Posted in , Oct 18, 2017
In a world with so many opportunities to connect with others, it would seem that social isolation wouldn’t be an issue, but it is. In his New York Times article, “How Social Isolation Kills Us,” Dhruv Khullar wrote, “Social isolation is a growing epidemic—one that’s increasingly recognized as having dire physical, mental and emotional consequences. Since the 1980s, the percentage of American adults who say they’re lonely has doubled from 20 percent to 40 percent.”
Social isolation affects all people: youth, elderly, leaders, pastors and many more. The Bible shows us that even the prophet Elijah experienced social and spiritual isolation. When he ran for his life into the wilderness from Queen Jezebel, he was afraid—depressed, alone and distant from everyone. Elijah believed he was the only prophet left in Israel to worship God.
Experts tell us that when a person feels socially isolated from others, it’s possible to develop feelings of loneliness, anxiety, helplessness or depression. However, God didn’t allow the prophet to remain in this state. He encountered a caring and loving God who was interested in his holistic well-being.
There are a few things we can do to overcome isolation:
1. Recognize that you are isolated from others and that this is not healthy. Admitting that you are disconnected from others is the beginning.
2. Assess the reason for your isolation. For example, do you feel unworthy or rejected by others? This may require you to meet with a counselor or spiritual leader to help you assess the reason.
3. Make a plan to step out of your bubble. Reconnect with a faith-based community, volunteer, join a club, etc.
4. If you are able, get a pet that you can care for and who will love you back. Pets are wonderful companions and help us connect with other pet owners.
5. Reconnect with old friends through social media. It’s a great tool to look for people with whom we were once close.
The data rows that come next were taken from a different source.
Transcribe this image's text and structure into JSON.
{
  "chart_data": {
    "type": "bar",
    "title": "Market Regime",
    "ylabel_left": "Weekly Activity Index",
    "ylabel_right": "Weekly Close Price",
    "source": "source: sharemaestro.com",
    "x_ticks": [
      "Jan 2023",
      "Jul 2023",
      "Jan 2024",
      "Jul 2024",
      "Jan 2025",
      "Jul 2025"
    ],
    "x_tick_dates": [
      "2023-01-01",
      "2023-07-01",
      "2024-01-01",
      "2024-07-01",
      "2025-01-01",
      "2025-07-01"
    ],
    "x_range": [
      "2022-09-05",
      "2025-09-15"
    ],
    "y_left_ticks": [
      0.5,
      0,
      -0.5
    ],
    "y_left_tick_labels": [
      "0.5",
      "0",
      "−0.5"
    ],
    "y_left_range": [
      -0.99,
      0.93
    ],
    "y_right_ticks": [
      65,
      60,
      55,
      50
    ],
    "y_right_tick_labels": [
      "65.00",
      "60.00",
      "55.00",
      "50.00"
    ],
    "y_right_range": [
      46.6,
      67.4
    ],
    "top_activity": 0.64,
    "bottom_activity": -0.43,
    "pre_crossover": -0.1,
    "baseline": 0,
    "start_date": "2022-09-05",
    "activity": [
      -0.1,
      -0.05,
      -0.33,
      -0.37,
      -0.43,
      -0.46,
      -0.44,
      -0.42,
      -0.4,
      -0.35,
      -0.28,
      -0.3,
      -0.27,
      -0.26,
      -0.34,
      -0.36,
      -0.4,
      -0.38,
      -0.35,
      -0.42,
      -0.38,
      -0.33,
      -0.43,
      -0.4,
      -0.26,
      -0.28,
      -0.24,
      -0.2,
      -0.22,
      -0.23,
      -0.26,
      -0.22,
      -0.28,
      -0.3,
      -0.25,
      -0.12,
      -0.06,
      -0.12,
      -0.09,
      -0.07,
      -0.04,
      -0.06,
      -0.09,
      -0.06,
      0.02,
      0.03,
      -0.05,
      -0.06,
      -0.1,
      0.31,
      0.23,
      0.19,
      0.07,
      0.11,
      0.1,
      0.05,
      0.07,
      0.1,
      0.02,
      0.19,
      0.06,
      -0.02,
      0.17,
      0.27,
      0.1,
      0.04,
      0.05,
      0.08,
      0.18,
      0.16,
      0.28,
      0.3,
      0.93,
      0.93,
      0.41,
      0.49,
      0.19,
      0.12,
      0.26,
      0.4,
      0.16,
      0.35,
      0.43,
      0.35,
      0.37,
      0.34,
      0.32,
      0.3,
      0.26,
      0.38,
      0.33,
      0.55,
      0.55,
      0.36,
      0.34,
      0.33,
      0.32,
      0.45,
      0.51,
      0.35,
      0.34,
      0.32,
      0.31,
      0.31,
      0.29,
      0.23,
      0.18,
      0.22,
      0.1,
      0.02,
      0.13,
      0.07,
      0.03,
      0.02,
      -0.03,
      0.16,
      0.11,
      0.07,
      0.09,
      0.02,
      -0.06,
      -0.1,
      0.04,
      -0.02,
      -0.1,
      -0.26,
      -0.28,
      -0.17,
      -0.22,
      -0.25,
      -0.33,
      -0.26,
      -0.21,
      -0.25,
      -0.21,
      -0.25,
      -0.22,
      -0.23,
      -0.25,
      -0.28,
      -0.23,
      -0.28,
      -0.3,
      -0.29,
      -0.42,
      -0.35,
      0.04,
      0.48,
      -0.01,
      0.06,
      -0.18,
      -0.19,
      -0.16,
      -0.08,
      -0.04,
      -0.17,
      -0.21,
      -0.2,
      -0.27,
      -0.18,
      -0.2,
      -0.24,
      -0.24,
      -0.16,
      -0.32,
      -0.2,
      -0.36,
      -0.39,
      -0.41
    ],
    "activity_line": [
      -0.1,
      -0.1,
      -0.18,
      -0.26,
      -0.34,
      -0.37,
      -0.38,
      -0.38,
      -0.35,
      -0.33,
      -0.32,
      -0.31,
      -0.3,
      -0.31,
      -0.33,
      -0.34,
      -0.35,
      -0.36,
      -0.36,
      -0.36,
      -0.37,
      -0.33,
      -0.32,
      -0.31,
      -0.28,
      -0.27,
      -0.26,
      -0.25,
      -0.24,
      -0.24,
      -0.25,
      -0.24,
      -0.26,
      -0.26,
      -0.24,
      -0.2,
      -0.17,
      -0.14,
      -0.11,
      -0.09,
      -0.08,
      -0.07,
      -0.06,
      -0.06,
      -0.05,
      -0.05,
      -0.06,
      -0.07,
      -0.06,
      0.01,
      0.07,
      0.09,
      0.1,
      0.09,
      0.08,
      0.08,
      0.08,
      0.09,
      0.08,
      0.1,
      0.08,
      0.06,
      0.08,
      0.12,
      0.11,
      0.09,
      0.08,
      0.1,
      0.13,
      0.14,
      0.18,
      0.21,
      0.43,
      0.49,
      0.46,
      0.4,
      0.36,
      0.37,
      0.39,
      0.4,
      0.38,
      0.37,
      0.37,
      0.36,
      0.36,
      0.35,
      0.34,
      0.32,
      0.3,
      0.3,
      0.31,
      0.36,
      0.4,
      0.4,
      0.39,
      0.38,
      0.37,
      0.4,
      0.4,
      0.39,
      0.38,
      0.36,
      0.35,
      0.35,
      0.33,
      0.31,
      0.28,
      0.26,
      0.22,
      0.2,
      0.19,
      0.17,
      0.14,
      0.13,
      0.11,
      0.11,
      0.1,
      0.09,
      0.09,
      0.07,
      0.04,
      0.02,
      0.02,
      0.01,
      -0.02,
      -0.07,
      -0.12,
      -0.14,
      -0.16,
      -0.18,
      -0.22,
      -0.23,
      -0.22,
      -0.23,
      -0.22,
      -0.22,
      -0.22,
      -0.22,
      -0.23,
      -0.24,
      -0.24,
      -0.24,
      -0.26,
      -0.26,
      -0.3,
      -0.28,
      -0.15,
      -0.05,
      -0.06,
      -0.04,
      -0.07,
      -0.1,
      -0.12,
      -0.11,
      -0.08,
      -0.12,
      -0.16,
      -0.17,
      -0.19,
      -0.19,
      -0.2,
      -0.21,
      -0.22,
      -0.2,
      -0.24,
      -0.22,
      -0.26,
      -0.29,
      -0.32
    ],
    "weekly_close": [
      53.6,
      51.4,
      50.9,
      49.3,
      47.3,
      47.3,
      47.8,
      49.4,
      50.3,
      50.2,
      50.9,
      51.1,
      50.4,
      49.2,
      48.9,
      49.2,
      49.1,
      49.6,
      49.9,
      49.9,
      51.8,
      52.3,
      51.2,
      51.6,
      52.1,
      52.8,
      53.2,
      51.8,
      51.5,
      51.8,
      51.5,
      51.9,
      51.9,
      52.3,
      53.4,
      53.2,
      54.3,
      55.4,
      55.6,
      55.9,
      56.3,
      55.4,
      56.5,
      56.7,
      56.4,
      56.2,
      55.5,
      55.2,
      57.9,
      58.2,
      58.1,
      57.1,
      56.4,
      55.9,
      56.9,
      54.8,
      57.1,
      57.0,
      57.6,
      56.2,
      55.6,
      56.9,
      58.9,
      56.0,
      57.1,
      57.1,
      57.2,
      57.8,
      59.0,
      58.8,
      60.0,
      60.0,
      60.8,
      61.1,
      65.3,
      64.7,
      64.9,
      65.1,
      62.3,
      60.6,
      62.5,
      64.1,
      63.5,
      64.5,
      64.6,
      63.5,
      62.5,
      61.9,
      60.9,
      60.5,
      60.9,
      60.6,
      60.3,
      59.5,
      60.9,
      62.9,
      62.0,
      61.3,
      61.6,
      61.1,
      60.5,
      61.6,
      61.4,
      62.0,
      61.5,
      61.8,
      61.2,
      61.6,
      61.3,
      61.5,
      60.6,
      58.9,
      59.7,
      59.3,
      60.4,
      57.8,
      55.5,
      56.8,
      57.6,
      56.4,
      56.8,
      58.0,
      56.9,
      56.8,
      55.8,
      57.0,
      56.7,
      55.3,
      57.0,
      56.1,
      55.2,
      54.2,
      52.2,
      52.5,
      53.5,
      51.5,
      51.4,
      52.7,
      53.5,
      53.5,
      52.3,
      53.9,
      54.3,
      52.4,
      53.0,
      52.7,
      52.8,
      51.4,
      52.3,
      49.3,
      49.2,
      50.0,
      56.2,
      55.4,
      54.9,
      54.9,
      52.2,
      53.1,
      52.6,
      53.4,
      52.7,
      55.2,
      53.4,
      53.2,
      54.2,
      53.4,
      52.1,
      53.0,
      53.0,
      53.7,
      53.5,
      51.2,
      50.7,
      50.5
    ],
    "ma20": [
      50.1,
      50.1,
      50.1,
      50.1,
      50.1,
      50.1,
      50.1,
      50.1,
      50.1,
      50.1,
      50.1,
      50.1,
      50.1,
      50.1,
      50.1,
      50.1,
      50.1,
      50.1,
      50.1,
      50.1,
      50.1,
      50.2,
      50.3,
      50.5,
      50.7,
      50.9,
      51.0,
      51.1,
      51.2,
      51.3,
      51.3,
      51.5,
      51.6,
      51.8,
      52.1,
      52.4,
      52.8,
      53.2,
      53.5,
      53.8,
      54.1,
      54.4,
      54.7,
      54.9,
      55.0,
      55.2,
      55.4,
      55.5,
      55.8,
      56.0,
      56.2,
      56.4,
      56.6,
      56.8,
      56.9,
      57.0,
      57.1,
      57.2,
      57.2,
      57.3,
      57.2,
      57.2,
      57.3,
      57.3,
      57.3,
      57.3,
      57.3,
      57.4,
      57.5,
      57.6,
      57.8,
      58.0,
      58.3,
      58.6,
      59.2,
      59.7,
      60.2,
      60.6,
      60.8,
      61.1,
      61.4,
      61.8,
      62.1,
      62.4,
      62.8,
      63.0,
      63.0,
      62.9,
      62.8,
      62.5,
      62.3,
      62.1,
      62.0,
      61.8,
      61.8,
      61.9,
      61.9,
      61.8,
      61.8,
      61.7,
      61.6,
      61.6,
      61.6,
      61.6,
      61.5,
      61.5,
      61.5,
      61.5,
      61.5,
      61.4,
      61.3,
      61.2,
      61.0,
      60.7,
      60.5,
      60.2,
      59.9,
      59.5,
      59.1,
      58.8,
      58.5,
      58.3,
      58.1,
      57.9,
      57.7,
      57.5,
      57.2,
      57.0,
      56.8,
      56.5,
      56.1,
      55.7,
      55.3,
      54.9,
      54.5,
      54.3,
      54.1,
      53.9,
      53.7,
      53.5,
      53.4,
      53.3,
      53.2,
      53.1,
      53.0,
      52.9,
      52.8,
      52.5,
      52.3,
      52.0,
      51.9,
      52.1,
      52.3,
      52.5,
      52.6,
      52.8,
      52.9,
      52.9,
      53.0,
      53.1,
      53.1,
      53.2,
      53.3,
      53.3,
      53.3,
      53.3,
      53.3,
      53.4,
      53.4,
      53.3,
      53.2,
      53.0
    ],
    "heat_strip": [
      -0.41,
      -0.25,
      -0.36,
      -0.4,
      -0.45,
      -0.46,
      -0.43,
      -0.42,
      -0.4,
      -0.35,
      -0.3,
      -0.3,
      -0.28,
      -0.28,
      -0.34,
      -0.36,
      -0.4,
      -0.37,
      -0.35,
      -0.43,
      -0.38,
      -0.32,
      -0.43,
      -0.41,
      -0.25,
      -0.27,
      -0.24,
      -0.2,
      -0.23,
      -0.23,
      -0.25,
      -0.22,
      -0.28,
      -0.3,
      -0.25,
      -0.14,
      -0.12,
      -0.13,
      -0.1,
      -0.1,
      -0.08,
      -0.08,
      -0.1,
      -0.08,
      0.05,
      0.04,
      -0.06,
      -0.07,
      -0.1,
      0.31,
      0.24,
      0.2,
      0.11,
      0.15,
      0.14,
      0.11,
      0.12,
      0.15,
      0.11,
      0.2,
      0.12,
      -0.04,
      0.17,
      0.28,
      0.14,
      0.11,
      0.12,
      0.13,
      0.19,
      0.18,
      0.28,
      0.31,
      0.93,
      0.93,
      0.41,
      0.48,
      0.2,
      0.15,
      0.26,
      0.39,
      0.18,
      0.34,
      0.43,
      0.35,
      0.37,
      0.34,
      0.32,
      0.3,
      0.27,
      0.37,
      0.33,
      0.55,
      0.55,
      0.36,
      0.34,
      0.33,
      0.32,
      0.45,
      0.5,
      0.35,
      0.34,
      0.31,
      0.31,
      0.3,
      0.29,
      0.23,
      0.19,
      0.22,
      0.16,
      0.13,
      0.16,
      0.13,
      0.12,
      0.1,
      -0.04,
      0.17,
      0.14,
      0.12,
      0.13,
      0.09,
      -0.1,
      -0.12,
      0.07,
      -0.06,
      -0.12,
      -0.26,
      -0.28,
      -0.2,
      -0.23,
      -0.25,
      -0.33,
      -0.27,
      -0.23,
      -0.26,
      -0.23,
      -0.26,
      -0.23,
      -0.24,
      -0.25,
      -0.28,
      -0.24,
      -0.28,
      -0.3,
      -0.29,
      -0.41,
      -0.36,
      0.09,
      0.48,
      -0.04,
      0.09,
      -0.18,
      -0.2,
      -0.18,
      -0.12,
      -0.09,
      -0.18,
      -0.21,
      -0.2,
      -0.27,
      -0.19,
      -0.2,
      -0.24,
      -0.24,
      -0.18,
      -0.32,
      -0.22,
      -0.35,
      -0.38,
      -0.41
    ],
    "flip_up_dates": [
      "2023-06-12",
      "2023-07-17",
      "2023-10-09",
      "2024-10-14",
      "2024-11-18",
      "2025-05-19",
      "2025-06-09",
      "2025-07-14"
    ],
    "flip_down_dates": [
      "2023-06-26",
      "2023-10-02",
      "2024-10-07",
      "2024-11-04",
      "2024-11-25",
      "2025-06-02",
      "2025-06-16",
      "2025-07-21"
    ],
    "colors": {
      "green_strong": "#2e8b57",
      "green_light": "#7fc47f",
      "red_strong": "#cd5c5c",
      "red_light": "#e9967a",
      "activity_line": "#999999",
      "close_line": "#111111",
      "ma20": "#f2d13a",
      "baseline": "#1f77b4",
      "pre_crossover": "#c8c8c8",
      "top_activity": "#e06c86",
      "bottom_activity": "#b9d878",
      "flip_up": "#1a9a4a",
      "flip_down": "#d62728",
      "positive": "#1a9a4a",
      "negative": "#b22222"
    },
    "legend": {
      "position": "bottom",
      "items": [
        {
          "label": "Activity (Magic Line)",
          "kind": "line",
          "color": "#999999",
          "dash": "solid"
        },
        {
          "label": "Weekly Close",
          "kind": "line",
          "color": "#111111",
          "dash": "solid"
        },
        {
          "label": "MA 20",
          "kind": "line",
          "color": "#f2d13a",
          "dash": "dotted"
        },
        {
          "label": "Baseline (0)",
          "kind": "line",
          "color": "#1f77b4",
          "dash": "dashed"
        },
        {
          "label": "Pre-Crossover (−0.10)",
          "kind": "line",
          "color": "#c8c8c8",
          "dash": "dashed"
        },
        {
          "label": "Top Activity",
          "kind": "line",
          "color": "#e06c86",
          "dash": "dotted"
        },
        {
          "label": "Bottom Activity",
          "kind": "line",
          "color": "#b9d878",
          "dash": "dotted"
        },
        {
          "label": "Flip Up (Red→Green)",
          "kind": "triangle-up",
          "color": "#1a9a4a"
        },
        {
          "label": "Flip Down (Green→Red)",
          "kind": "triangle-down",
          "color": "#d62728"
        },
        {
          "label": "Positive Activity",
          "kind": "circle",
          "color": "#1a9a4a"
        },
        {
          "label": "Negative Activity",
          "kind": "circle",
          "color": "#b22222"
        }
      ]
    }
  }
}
We were created to be social beings and to take part in the community. If you are having challenges in this area, seek the help you need in order to reconnect and socialize with those near and far. Find others who too want to enjoy the company of their fellow brothers and sisters. Author Thomas Merton wrote, “Love is our true destiny. We do not find the meaning of life by ourselves alone—we find it with another.”